E se eu avisasse a senhora lá no Alentejo sobre os planos da filha? Ou pelo menos fosse a correr, marcar um encontro e confessar à Neuzinha, o que se passava?

(Como vou acabar este texto? Versão 1)
Tocou o telefone. Atendo.
-O senhor ainda tem a casa para alugar? Sim…Sou uma estudante, vim da Amareleja estudar para Lisboa e queria viver com o Jorge…
Fiquei, cúmplice, a desejar-lhes muita sorte!

(Versão 2)
A Neuzinha contou tudo.
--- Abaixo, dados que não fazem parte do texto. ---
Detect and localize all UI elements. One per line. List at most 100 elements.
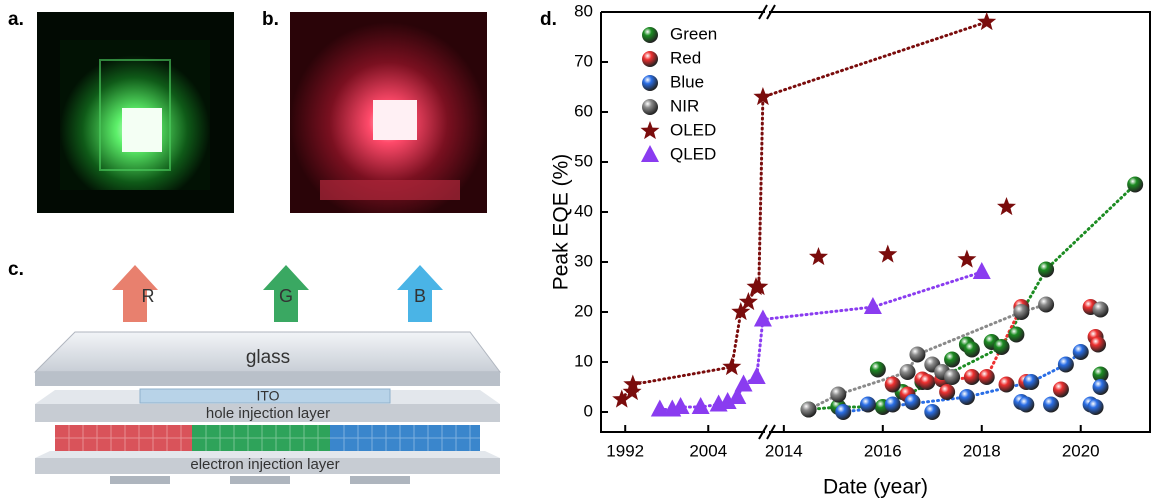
triangle-marker (650, 399, 669, 417)
triangle-marker (641, 145, 659, 162)
panel-label: a. (8, 9, 24, 30)
sphere-marker (1087, 399, 1104, 415)
x-tick-label: 2020 (1062, 441, 1100, 460)
star-marker (722, 357, 742, 376)
sphere-marker (1092, 301, 1109, 318)
y-axis-label: Peak EQE (%) (550, 154, 573, 291)
sphere-marker (1090, 336, 1107, 353)
legend-label: NIR (670, 96, 699, 115)
layer-label: electron injection layer (190, 456, 339, 473)
panel-label: b. (262, 9, 279, 30)
panel-label: d. (540, 9, 557, 30)
arrow (397, 265, 443, 322)
y-tick-label: 30 (574, 251, 593, 270)
sphere-marker (944, 351, 961, 368)
sphere-marker (978, 369, 995, 385)
sphere-marker (642, 51, 658, 67)
triangle-marker (863, 297, 882, 314)
pixel-row (55, 425, 480, 451)
star-marker (623, 374, 643, 393)
sphere-marker (944, 369, 961, 385)
legend: Green Red Blue NIR OLED QLED (640, 24, 717, 163)
sphere-marker (884, 396, 901, 413)
star-marker (731, 302, 751, 321)
y-tick-label: 80 (574, 1, 593, 20)
arrow-label: B (414, 286, 426, 306)
sphere-marker (1013, 304, 1030, 320)
chart: 0 10 20 30 40 50 60 70 80 1992 2004 2014 2016 2018 202… (550, 1, 1151, 499)
sphere-marker (1038, 261, 1055, 278)
triangle-marker (671, 397, 690, 414)
sphere-marker (963, 369, 980, 385)
layer-label: glass (246, 347, 290, 368)
photo-b (290, 12, 487, 213)
device-diagram: R G B glass ITO hole injection layer ele… (33, 265, 501, 484)
star-marker (640, 121, 660, 140)
trend-line (658, 270, 984, 411)
triangle-marker (747, 367, 766, 384)
sphere-marker (1092, 366, 1109, 383)
star-marker (977, 12, 997, 31)
sphere-marker (939, 384, 956, 400)
x-tick-label: 1992 (606, 441, 644, 460)
legend-label: OLED (670, 120, 716, 139)
arrow (112, 265, 158, 322)
sphere-marker (963, 341, 980, 358)
sphere-marker (1018, 396, 1035, 413)
x-axis-label: Date (year) (823, 476, 928, 499)
x-tick-label: 2004 (689, 441, 727, 460)
sphere-marker (993, 339, 1010, 355)
sphere-marker (919, 374, 936, 390)
sphere-marker (1023, 374, 1040, 390)
sphere-marker (924, 404, 941, 420)
star-marker (957, 249, 977, 268)
y-tick-label: 40 (574, 201, 593, 220)
sphere-marker (1052, 381, 1069, 398)
sphere-marker (899, 364, 916, 380)
sphere-marker (830, 386, 847, 403)
sphere-marker (909, 346, 926, 363)
axis-frame (600, 11, 1151, 433)
sphere-marker (1008, 326, 1025, 343)
legend-label: Green (670, 24, 717, 43)
triangle-marker (691, 397, 710, 414)
sphere-marker (1127, 176, 1144, 193)
sphere-marker (1092, 379, 1109, 395)
star-marker (612, 389, 632, 408)
photo-a (37, 12, 234, 213)
y-tick-label: 70 (574, 51, 593, 70)
sphere-marker (904, 394, 921, 410)
y-tick-label: 10 (574, 351, 593, 370)
arrow-label: G (279, 286, 293, 306)
legend-label: Blue (670, 72, 704, 91)
triangle-marker (972, 262, 991, 279)
star-marker (738, 292, 758, 311)
arrow-label: R (142, 286, 155, 306)
sphere-marker (835, 404, 852, 420)
y-tick-label: 50 (574, 151, 593, 170)
y-tick-label: 60 (574, 101, 593, 120)
axis-break (758, 4, 776, 20)
star-marker (997, 197, 1016, 216)
x-tick-label: 2016 (864, 441, 902, 460)
y-tick-label: 0 (584, 401, 593, 420)
layer-label: ITO (256, 388, 279, 404)
sphere-marker (859, 396, 876, 413)
legend-label: QLED (670, 144, 716, 163)
triangle-marker (718, 392, 737, 409)
arrow (263, 265, 309, 322)
sphere-marker (1072, 344, 1089, 360)
x-tick-label: 2014 (765, 441, 803, 460)
legend-label: Red (670, 48, 701, 67)
sphere-marker (958, 389, 975, 405)
star-marker (809, 247, 828, 266)
sphere-marker (642, 99, 658, 115)
y-tick-label: 20 (574, 301, 593, 320)
sphere-marker (1038, 296, 1055, 313)
sphere-marker (998, 376, 1015, 393)
sphere-marker (869, 361, 886, 378)
layer-label: hole injection layer (206, 405, 330, 422)
star-marker (878, 244, 898, 263)
x-tick-label: 2018 (963, 441, 1001, 460)
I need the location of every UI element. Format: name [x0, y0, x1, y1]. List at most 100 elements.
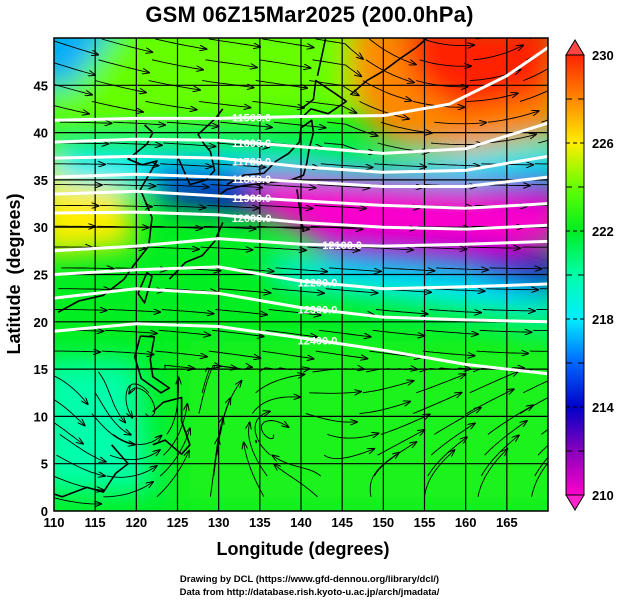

Como era cúmplice e tinha empurrado o primo para os braços da Isabelinha e como ocultava a vida dupla do pai na Alemanha.
(Versão 3)
A Neuzinha tinha tido um caso com o pai da Isabel e ele resolveu ir para a Alemanha, a tentar afastar-se dela.
Versão 4
A Neuzinha descreveu-me a mãe da Isabel.
Desde que o primeiro filho morreu num acidente de carro, ela nunca mais levantou o luto. Uma das razões porque o marido foi para a Alemanha era porque lhe era muito difícil suportar a dor da mulher.
A irmã era uma mulher muito bonita, altura média, magra e de cabelos pretos. Um corpo bem feito. Ainda hoje com quarenta anos tinha uma face sem rugas. Usava uns óculos redondos para esconder a mágoa dos olhos. Muito organizada, trabalhadora, tinha um fraquinho pelo pároco. Era uma sonhadora e acreditava que um dia ainda ia encontrar o filho, algures lá no céu! Falava dele como se estivesse vivo!

- Pai, o que dizia a carta?
- Nada de especial, apenas uma carta de amor!